Il senatore democratico Mark Kelly, ex capitano della Marina e pilota di caccia, ha dichiarato che non avrebbe eseguito l'ordine di condurre un secondo attacco. "Se quanto riportato è accurato, ho serie preoccupazioni su chiunque in quella catena di comando abbia superato una linea che non avrebbe mai dovuto superare. Non siamo la Russia. Non siamo l'Iraq", ha detto Kelly. Il senatore ha aggiunto che il Pentagono si è "attorcigliato su se stesso" cercando di spiegare al Comitato per le forze armate come queste azioni siano legali. Trump ha risposto domenica che verificherà se ci sia stato un secondo attacco, aggiungendo che non lo avrebbe voluto.
Il senatore repubblicano Markwayne Mullin ha affermato domenica che Washington ha proposto a Maduro di lasciare il paese. "Abbiamo dato a Maduro un'opportunità di andarsene. Gli abbiamo detto che poteva andare in Russia o in un altro paese", ha dichiarato Mullin. Da parte sua, Maduro ha chiesto all'Organizzazione dei paesi esportatori di petrolio (OPEP) di aiutarlo a "fermare l'aggressione che si sta preparando". In una lettera letta dalla vicepresidente Delcy Rodriguez, Maduro scrive che Washington "cerca di impadronirsi delle vaste riserve di petrolio del Venezuela, le più grandi del mondo, attraverso l'uso della forza militare".

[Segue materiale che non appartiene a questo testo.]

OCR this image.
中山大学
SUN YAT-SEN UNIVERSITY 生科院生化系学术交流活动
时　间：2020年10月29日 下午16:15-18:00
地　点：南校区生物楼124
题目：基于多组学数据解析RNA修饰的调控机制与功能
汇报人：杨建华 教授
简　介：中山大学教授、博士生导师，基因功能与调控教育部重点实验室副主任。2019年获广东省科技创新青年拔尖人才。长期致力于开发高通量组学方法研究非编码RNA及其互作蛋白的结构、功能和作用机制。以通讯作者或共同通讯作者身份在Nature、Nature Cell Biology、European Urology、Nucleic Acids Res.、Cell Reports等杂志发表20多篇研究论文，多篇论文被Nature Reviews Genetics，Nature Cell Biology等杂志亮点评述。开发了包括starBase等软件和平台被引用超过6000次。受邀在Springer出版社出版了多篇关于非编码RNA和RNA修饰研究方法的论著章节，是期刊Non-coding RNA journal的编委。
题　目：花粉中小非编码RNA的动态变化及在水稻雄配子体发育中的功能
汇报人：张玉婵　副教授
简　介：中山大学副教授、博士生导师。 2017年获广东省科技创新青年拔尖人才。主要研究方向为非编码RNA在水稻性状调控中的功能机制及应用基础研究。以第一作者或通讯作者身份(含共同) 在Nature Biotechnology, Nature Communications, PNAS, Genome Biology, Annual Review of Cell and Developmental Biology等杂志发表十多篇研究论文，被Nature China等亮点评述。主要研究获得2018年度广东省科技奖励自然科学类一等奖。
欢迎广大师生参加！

Gli Stati Uniti hanno schierato nei Caraibi la portaerei USS Gerald R. Ford, la più grande del mondo, nell'ambito dell'operazione Southern Spear. La missione include circa una dozzina di navi della Marina e circa 12.000 marinai e marine. Negli ultimi giorni è stata registrata un'attività costante di aerei da combattimento americani a poche decine di chilometri dalle coste venezuelane. Sei compagnie aeree hanno sospeso i collegamenti con il Venezuela, e il programma di rimpatrio dei migranti venezuelani espulsi dagli Stati Uniti è stato sospeso.
La situazione è resa ancora più controversa dall'annuncio di Trump di voler graziare l'ex presidente honduregno Juan Orlando Hernández, condannato lo scorso anno a 45 anni di carcere per traffico di droga. Hernández era stato riconosciuto colpevole di aver cospirato con i cartelli mentre 400 tonnellate di cocaina passavano attraverso l'Honduras verso gli Stati Uniti. Il senatore democratico Tim Kaine ha sottolineato la contraddizione: "Era il leader di una delle più grandi organizzazioni criminali mai condannate dai tribunali americani. E a meno di un anno dalla condanna, il presidente Trump lo grazia, suggerendo che non gli importa nulla del narcotraffico".
Al potere dal 2013, Maduro è stato rieletto nel 2024 in un'elezione segnata da disordini e arresti. La leader dell'opposizione Maria Corina Machado, Premio Nobel per la Pace 2025, sostiene che il governo abbia commesso brogli elettorali, dato che non ha pubblicato i risultati dettagliati dello scrutinio.